Cruz at the livery barn was a nervous little chatterbox who chewed on coco leaf while he talked. Yes he still had three of the horses the gringos had traded; they were in the corral, would the
señor
like him to point them out?

Boag didn't know why he bothered to look. He'd never seen their horses before anyway. They'd had a remuda of fresh mounts ready for them on the Gila River where they'd beached the Uncle Sam under the trees. He hadn't ever set eyes on those horses so it wasn't surprising that none of the mounts in Cruz's corral looked familiar.

It was just that it helped give him the feeling he still had some kind of contact with them. The thread was frayed but it was still a thread.

“Was there among them a man with a yellow mustache and a pitted face?”

Cruz did not recall such a man although of course there were a dozen men or more and it was many weeks ago and he could not remember faces all that clearly. “But the leader was a striking man, striking, a very tall man, he spoke Spanish very well but with a Yankee drawl, his accent was not so good as yours,
Señor.

“How many horses did you sell them?”

“Five, it was all I had to spare.”

“Any of them have distinctive markings?”

Cruz had to think about it, visibly. Boag found a silver peso in his Levi's and placed it on the flat-sawed top of a corral post. Cruz covered it with his hand. “There was one sorrel with a very pale mane and tail, I recall. Almost like a palomino's mane and tail, yet the horse itself was very dark red or brown.”

“Any of them have a split shoe, anything like that?”

“You mean something that would leave a hoofprint you could recognize. No,
Señor,
I recall nothing like that.”

“The brand on this horse with the palomino's mane?”

“That was a horse from Chihuahua,
Señor,
it had several brands and I believe the most recent was the big circle of the Ochoa
rancho.

When Boag rode out of the place Cruz's voice followed him: “I hope you find your friends.”

2

Then he lost the spoor for more than a week. No one to the south or west had seen the gang. It was farm country getting down toward the Gulf; there were plenty of people, too many for the rawhiders to have passed unseen. So they must have doubled back. Boag rode back to Nuri and singled out the
alcalde
who liked to drink.

“It is good to see you again,
Señor
Boag.”

“Let me buy you a mescal,
alcalde.


Simpático.
Like your friend the tall gringo.”

“He bought you a drink too, did he?”

“Only four days ago it was.”

Boag grinned to hide his excitement. “So they did come back this way.”

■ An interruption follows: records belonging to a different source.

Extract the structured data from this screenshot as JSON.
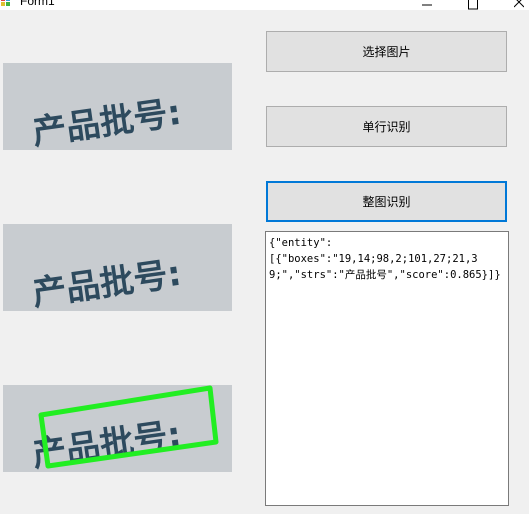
{
  "window": {
    "title": "Form1",
    "minimize_icon": "minimize-icon",
    "maximize_icon": "maximize-icon",
    "close_icon": "close-icon"
  },
  "buttons": {
    "select_image": "选择图片",
    "single_line": "单行识别",
    "whole_image": "整图识别"
  },
  "images": {
    "text": "产品批号:",
    "highlight_color": "#22ee22"
  },
  "output": {
    "text": "{\"entity\":\n[{\"boxes\":\"19,14;98,2;101,27;21,39;\",\"strs\":\"产品批号\",\"score\":0.865}]}"
  }
}
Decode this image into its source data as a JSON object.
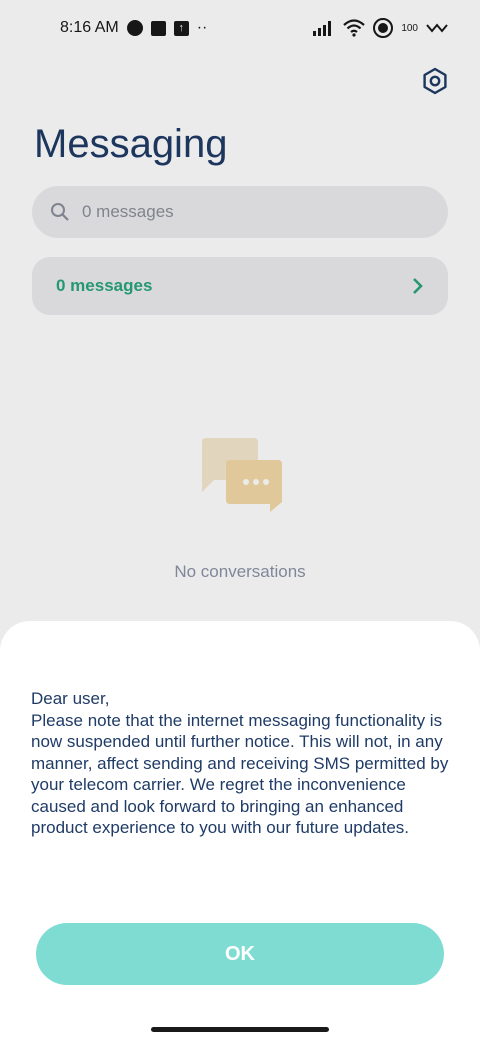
{
  "status_bar": {
    "time": "8:16 AM",
    "battery": "100"
  },
  "header": {
    "title": "Messaging"
  },
  "search": {
    "placeholder": "0 messages"
  },
  "messages_row": {
    "label": "0 messages"
  },
  "empty_state": {
    "text": "No conversations"
  },
  "dialog": {
    "message": "Dear user,\nPlease note that the internet messaging functionality is now suspended until further notice. This will not, in any manner, affect sending and receiving SMS permitted by your telecom carrier. We regret the inconvenience caused and look forward to bringing an enhanced product experience to you with our future updates.",
    "ok_label": "OK"
  },
  "colors": {
    "title": "#1f3b66",
    "accent_green": "#2aa57a",
    "ok_button": "#7fdcd3"
  },
  "icons": [
    "settings-icon",
    "search-icon",
    "chevron-right-icon",
    "chat-bubbles-icon"
  ]
}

“Nine of them did. With their pack mules.” The
alcalde
lifted his mescal in toast. “
Salud y amor, Señor
Boag. I think your friend was very glad to hear you were looking for him.”

“You told him about me.”

“Yes of course. He said it had been a long time since he had seen you and he looked forward with keen pleasure to seeing you again.”

“I don't suppose he told you where that might be.”

“Well he did say if you should return I could tell you he was going to spend a few days in San Ignacio. He hopes you will find him there before he has to leave.”

“I'll just bet he does,” Boag said.

3

So Ben Stryker's bunch knew Boag was behind them. Knew his name, from the
alcalde.
He wondered what they thought about that. It had to worry them a little. But he wished he hadn't told the
alcalde
his name because if Stryker had known only that a black man was looking for him it would have been more mysterious.

San Ignacio was a foothill village well to the east of the Yaqui River. It was a hot place built on the south slope of a barren hill; a stupid place to build a town. There were 'dobe huts with thatched roofs scattered around the hillside with dirt paths worn from one 'dobe to the next but there was nothing regular enough to be called a street. Even the church looked poor.

Boag reconnoitered from a distance. He rode all the way around the village and then approached it from the upper end. He supposed he was looking for a dark horse with palomino mane and tail; he didn't see one. He only saw two horses at all. One was tethered to a picket rope behind somebody's hut. The other had a saddle on it and was tied to the hitching rail in front of a building that probably served as
cantina
and general store and post office and whatever else the town had need of.